The National University of Singapore (NUS) has given Professor Tan Chorh Chuan - who served as its president for nearly a decade - the title of university professor.
The status is NUS' highest academic appointment, and is given to senior faculty members who have made long-term contributions and are deeply committed to the university.
Since this month, Prof Tan Chorh Chuan has been the chief health scientist at the Ministry of Health (MOH) and executive director of its new Office for Healthcare Transformation, which looks at issues in healthcare outcomes and delivery.
Prof Tan Eng Chye, who succeeded Prof Tan Chorh Chuan as NUS president this month, read the citation yesterday at a lunch event at Shangri-La Hotel.
Under Prof Tan Chorh Chuan's watch as NUS president, there has been much growth in new initiatives, from opening University Town (UTown) and Yale-NUS College to getting an entrepreneurial ecosystem up and running and embarking on research across borders, said Prof Tan Eng Chye.
The citation said Prof Tan Chorh Chuan has been instrumental in the progress of NUS, now recognised as a top institution in Asia and has adopted new models of learning.
The 58-year-old joins the ranks of four notable figures who hold the same university professor status - Prof Lim Pin, Prof Chong Chi Tat, Prof Wang Gungwu and Prof Shih Choon Fong.

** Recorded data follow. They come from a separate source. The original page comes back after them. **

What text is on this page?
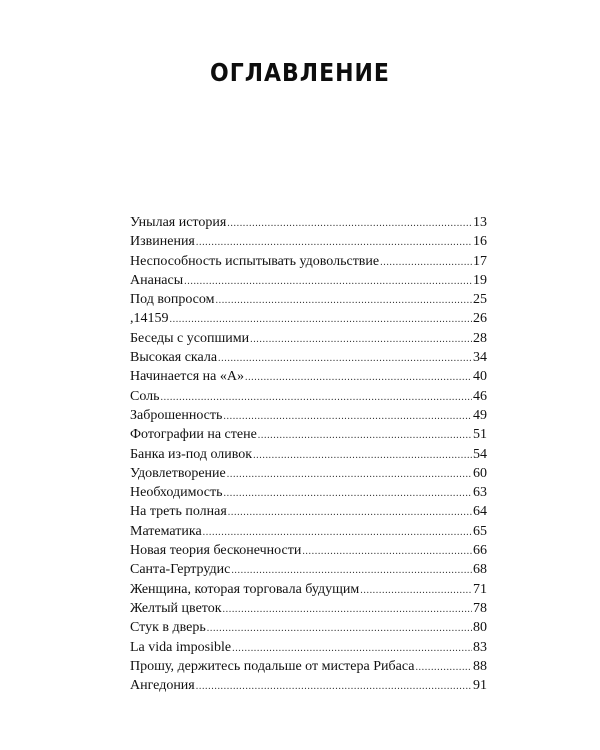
ОГЛАВЛЕНИЕ
Унылая история .....	13
Извинения .....	16
Неспособность испытывать удовольствие .....	17
Ананасы .....	19
Под вопросом .....	25
,14159 .....	26
Беседы с усопшими .....	28
Высокая скала .....	34
Начинается на «А» .....	40
Соль .....	46
Заброшенность .....	49
Фотографии на стене .....	51
Банка из-под оливок .....	54
Удовлетворение .....	60
Необходимость .....	63
На треть полная .....	64
Математика .....	65
Новая теория бесконечности .....	66
Санта-Гертрудис .....	68
Женщина, которая торговала будущим .....	71
Желтый цветок .....	78
Стук в дверь .....	80
La vida imposible .....	83
Прошу, держитесь подальше от мистера Рибаса .....	88
Ангедония .....	91
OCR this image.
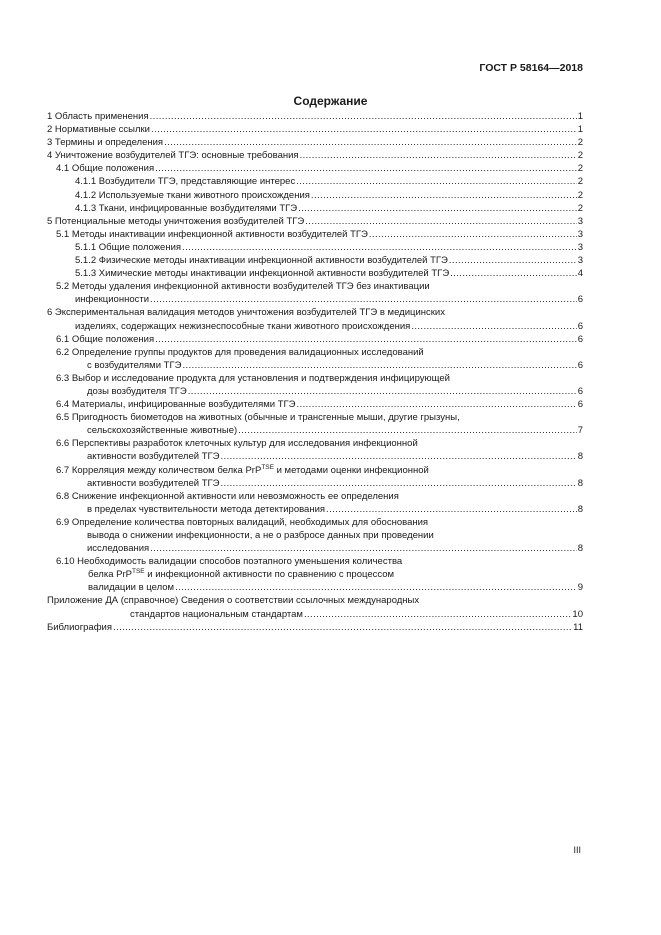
ГОСТ Р 58164—2018
Содержание
1 Область применения .....	1
2 Нормативные ссылки .....	1
3 Термины и определения .....	2
4 Уничтожение возбудителей ТГЭ: основные требования .....	2
4.1 Общие положения .....	2
4.1.1 Возбудители ТГЭ, представляющие интерес .....	2
4.1.2 Используемые ткани животного происхождения .....	2
4.1.3 Ткани, инфицированные возбудителями ТГЭ .....	2
5 Потенциальные методы уничтожения возбудителей ТГЭ .....	3
5.1 Методы инактивации инфекционной активности возбудителей ТГЭ .....	3
5.1.1 Общие положения .....	3
5.1.2 Физические методы инактивации инфекционной активности возбудителей ТГЭ .....	3
5.1.3 Химические методы инактивации инфекционной активности возбудителей ТГЭ .....	4
5.2 Методы удаления инфекционной активности возбудителей ТГЭ без инактивации
инфекционности .....	6
6 Экспериментальная валидация методов уничтожения возбудителей ТГЭ в медицинских
изделиях, содержащих нежизнеспособные ткани животного происхождения .....	6
6.1 Общие положения .....	6
6.2 Определение группы продуктов для проведения валидационных исследований
с возбудителями ТГЭ .....	6
6.3 Выбор и исследование продукта для установления и подтверждения инфицирующей
дозы возбудителя ТГЭ .....	6
6.4 Материалы, инфицированные возбудителями ТГЭ .....	6
6.5 Пригодность биометодов на животных (обычные и трансгенные мыши, другие грызуны,
сельскохозяйственные животные) .....	7
6.6 Перспективы разработок клеточных культур для исследования инфекционной
активности возбудителей ТГЭ .....	8
6.7 Корреляция между количеством белка PrP$^{TSE}$ и методами оценки инфекционной
активности возбудителей ТГЭ .....	8
6.8 Снижение инфекционной активности или невозможность ее определения
в пределах чувствительности метода детектирования .....	8
6.9 Определение количества повторных валидаций, необходимых для обоснования
вывода о снижении инфекционности, а не о разбросе данных при проведении
исследования .....	8
6.10 Необходимость валидации способов поэтапного уменьшения количества
белка PrP$^{TSE}$ и инфекционной активности по сравнению с процессом
валидации в целом .....	9
Приложение ДА (справочное) Сведения о соответствии ссылочных международных
стандартов национальным стандартам .....	10
Библиография .....	11
III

In a speech yesterday, Minister for Education (Higher Education and Skills) Ong Ye Kung said Prof Tan Chorh Chuan is someone who "thinks deeply" and "always goes for the higher goals in life".
The kidney specialist, who has been appointed NUS' senior adviser, has had a long association with the university, graduating from it in 1983, joining its Department of Medicine as a lecturer in 1987 and becoming the youngest NUS dean at the age of 38 in 1997.
He served as NUS provost in 2004, before taking on the role of president at the end of 2008 until last year.
Before that, he was MOH's director of medical services from 2000 to 2004, during which he led the public health response to the Sars crisis in Singapore.
He was awarded the Public Service Star award in 2003 for that, followed by the Public Administration Gold Medal in 2004 for his work at MOH.
At NUS, he played a key role in setting up the Duke-NUS Medical School, Singapore's first US-style graduate-entry medical school, which opened in 2005.
In his speech yesterday, Prof Tan Eng Chye also shared future plans for NUS. The 56-year-old, who was its provost since 2007, has been actively involved in leading initiatives such as the UTown residential college programme. The NUS president will be assisted by Prof Ho Teck Hua, 56, as senior deputy president and provost.
NUS, over the next five years, will re-imagine teaching and learning for the future, said Prof Tan Eng Chye. For example, it will gradually integrate adult learners into more classes, up to 20 per cent for each class, as well as build new start-up nodes globally.
It will also aim to hire 200 new researchers for a start, and pursue top global talent in areas such as data analytics, artificial intelligence and fintech. Prof Ho, a world-renowned behavioural scientist, will work with these new hires to develop research areas such as health innovation.
About 300 guests including faculty, alumni and students attended the lunch event. They included President Halimah Yacob, Deputy Prime Minister Tharman Shanmugaratnam, Emeritus Senior Minister Goh Chok Tong and Finance Minister Heng Swee Keat.